StringTemplates deferred evaluation
Brian Goetz
brian.goetz at oracle.com
Sun Mar 17 18:38:27 UTC 2024
Yes, this was considered (because of the exact same use case you mention
-- logging). It turns out to be one of those "seems briefly attractive"
ideas.
It turns out that *evaluating* the embedded parameters is almost always
cheap; it is the production of the final string, including calling
`toString` on reference parameters that are not already String, is the
expensive part. (Embedded expressions are usually scalars, which are
ultra-cheap to capture.) So you don't need laziness in capturing the
template; you need laziness in evaluating it. And such laziness is best
made explicit.
And loggers, as you point out, often provide a Supplier<String>
overload, allowing you to do:
logger.info(() -> STR."...")
The real problem is that the user is being asked to apply the processor
to the template too early. A better strategy is to let the Logger
accept StringTemplate:
logger.info(RAW."...")
Which feeds into the current evolution direction being discussed, just
with a slightly different syntax.
On 3/17/2024 11:09 AM, Justin Spindler wrote:
> I was toying around with the second preview of StringTemplates and I
> had a question regarding their design. I was wondering if it had been
> considered for the embedded expressions to be evaluated lazily?
>
> One of the first use cases that came to mind when I was exploring
> StringTemplates is logging. That is an extremely common case where we
> want to produce a form of interpolated value, and the current syntax
> generally has the same concerns that a formatted string would, in that
> the inputs are removed from where they are defined within the message
> format. However, if the log message is below the log level
> threshold you generally don't want to incur the cost of building the
> message, including evaluating those embedded expressions.

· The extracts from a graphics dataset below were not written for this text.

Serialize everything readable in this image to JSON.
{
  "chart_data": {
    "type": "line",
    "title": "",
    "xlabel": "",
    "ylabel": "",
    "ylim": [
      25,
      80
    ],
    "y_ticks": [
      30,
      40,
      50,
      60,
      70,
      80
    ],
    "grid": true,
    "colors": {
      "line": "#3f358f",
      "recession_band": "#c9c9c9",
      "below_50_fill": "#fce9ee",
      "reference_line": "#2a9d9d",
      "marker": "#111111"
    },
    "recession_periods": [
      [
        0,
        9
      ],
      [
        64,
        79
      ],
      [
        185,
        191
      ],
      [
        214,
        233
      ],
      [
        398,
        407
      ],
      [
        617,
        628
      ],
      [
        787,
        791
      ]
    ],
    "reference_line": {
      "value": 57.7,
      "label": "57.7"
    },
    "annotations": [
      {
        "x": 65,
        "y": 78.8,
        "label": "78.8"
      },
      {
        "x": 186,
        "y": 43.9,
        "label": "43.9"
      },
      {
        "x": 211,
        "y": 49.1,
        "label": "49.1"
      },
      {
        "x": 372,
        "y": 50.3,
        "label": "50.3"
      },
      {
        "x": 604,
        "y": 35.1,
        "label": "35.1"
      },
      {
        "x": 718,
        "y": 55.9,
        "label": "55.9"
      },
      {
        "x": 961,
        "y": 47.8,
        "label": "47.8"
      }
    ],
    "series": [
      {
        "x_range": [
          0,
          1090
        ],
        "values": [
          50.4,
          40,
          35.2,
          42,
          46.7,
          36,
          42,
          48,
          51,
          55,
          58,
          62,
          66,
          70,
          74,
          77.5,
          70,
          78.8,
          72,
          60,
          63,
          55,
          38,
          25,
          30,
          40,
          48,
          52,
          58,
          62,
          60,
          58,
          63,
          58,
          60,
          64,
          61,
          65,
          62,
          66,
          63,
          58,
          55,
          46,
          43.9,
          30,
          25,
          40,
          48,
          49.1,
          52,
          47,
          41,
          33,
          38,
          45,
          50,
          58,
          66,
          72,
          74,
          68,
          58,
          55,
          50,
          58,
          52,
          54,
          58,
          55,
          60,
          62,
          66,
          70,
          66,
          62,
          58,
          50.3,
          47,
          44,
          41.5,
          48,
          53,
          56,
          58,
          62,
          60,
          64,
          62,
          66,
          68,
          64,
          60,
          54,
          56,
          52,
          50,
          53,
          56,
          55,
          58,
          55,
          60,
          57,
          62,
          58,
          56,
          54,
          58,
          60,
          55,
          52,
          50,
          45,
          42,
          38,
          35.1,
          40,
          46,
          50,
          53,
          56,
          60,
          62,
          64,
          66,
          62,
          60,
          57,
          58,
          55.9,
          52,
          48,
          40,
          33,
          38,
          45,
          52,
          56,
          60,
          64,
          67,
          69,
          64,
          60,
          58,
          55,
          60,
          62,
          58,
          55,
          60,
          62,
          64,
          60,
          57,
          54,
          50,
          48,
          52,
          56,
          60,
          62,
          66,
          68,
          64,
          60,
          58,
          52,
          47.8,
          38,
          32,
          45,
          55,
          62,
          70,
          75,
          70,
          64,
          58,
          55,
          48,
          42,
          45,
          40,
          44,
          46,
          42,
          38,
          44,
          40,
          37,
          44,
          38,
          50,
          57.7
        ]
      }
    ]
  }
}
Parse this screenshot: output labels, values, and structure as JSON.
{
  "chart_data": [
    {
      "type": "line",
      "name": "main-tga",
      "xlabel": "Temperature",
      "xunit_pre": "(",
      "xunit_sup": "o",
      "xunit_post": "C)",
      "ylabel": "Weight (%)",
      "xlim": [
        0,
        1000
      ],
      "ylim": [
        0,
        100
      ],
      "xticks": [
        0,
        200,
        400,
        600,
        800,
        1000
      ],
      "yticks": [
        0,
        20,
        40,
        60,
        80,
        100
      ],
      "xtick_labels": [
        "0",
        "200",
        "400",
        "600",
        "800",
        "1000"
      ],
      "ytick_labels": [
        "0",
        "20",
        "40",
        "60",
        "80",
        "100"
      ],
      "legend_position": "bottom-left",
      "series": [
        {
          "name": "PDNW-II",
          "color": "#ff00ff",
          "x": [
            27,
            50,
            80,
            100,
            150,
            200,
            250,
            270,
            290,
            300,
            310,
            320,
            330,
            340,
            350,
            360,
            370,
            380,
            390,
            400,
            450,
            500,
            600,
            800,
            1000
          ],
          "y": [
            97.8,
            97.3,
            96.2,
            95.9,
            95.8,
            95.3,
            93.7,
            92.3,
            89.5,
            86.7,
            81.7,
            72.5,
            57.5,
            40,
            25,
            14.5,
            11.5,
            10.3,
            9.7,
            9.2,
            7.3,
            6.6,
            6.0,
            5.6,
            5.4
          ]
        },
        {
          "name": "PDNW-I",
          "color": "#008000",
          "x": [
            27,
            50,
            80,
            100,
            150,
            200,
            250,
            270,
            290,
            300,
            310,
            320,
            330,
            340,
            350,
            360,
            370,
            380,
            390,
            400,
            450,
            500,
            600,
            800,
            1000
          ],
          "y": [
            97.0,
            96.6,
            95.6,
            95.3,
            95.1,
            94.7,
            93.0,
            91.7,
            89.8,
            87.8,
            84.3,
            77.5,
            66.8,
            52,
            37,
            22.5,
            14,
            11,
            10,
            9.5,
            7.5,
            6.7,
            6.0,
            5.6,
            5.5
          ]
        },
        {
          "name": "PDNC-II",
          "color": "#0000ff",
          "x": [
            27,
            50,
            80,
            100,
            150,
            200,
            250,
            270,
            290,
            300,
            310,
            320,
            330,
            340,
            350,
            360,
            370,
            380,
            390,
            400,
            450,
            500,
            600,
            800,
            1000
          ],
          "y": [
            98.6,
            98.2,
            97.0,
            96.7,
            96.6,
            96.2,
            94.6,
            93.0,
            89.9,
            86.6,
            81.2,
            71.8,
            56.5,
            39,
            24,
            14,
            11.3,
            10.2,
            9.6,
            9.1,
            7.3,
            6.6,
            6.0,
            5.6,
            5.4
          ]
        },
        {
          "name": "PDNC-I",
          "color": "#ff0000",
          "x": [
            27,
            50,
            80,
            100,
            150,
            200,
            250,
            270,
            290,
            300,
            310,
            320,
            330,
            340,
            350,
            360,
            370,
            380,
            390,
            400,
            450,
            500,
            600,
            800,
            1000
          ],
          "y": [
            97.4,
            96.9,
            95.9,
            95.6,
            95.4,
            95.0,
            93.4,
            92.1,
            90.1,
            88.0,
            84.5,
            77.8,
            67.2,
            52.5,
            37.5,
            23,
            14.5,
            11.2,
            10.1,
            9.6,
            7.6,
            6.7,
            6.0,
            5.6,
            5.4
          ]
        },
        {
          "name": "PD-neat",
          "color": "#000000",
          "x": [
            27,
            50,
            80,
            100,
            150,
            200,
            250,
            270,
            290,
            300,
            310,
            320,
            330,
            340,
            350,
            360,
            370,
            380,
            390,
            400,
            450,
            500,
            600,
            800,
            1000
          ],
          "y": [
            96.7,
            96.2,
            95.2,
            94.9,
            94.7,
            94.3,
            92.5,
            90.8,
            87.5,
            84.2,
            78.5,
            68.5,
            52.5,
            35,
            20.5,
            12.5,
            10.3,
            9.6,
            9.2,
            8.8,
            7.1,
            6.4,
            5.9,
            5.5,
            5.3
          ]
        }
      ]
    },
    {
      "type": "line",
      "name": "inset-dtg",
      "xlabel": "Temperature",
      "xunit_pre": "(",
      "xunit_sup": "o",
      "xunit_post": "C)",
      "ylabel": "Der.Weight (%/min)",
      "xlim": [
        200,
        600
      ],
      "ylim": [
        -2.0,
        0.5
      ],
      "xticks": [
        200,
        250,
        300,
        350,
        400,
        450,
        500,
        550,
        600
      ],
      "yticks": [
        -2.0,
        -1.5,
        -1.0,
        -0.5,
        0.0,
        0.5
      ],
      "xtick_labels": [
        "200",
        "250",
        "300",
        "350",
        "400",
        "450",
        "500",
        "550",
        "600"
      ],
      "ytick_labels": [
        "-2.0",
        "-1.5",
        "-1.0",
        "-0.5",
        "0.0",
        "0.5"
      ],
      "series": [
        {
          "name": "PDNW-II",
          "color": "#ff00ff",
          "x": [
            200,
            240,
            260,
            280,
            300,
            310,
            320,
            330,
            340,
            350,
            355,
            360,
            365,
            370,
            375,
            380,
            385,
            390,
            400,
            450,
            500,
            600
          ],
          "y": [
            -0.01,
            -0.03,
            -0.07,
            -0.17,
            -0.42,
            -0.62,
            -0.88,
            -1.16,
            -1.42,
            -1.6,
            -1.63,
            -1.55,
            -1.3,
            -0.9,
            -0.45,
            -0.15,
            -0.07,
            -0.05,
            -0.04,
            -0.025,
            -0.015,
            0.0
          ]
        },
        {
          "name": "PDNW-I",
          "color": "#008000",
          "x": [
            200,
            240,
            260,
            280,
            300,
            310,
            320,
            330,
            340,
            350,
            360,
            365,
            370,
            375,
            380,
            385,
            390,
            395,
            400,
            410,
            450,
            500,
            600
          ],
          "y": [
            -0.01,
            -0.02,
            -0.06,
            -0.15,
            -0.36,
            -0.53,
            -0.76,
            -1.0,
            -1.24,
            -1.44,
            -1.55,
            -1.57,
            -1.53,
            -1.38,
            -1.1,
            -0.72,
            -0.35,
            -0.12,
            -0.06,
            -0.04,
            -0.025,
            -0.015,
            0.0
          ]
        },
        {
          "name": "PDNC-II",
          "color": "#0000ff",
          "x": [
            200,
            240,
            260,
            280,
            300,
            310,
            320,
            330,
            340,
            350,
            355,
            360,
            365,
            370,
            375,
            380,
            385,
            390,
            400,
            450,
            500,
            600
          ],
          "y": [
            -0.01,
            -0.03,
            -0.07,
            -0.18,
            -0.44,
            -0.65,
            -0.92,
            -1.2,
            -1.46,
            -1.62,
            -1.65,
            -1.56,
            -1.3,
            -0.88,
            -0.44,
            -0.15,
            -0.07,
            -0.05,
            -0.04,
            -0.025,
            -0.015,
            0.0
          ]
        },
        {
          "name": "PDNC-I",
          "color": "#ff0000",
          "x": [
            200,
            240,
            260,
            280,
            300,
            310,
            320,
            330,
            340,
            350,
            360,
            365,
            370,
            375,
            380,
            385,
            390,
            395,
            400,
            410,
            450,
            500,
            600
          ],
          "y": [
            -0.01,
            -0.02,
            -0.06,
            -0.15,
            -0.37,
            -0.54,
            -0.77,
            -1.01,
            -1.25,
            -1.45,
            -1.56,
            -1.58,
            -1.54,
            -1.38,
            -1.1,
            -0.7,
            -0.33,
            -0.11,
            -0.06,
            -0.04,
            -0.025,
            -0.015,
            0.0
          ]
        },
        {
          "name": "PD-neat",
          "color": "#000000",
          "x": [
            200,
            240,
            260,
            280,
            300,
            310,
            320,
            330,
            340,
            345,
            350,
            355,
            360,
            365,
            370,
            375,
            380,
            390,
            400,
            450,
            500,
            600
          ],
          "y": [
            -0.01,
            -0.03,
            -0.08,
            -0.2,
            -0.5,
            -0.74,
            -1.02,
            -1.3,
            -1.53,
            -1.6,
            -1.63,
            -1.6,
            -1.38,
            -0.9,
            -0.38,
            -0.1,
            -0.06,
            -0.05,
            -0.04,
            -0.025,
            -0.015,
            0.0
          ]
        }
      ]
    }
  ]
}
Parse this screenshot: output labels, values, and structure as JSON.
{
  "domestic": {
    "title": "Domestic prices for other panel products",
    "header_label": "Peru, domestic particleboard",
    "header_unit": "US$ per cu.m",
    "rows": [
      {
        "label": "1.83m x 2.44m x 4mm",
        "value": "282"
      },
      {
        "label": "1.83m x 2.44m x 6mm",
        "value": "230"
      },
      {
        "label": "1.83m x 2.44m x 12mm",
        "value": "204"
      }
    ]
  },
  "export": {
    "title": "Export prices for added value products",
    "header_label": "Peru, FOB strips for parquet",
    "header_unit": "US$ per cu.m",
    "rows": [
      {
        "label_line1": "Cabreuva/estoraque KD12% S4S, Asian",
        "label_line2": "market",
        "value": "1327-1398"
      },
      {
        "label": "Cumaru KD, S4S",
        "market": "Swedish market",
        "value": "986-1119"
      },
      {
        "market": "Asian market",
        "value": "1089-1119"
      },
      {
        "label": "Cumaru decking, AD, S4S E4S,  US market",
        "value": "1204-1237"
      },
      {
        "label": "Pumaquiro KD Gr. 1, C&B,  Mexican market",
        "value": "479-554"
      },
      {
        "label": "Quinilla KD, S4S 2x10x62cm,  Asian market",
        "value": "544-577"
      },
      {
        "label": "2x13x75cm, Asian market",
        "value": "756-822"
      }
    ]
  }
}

Log
> libraries typically offer a mechanism to defer evaluation via
> Suppliers, but that feels like it would be a challenge to use within
> StringTemplate.
>
> C# is an example of a language that offers this functionality via
> FormattableString, which gives a method the ability to choose whether
> or not to interpret the template or evaluate the expressions. That
> allows logging below threshold to be more or less a no-op.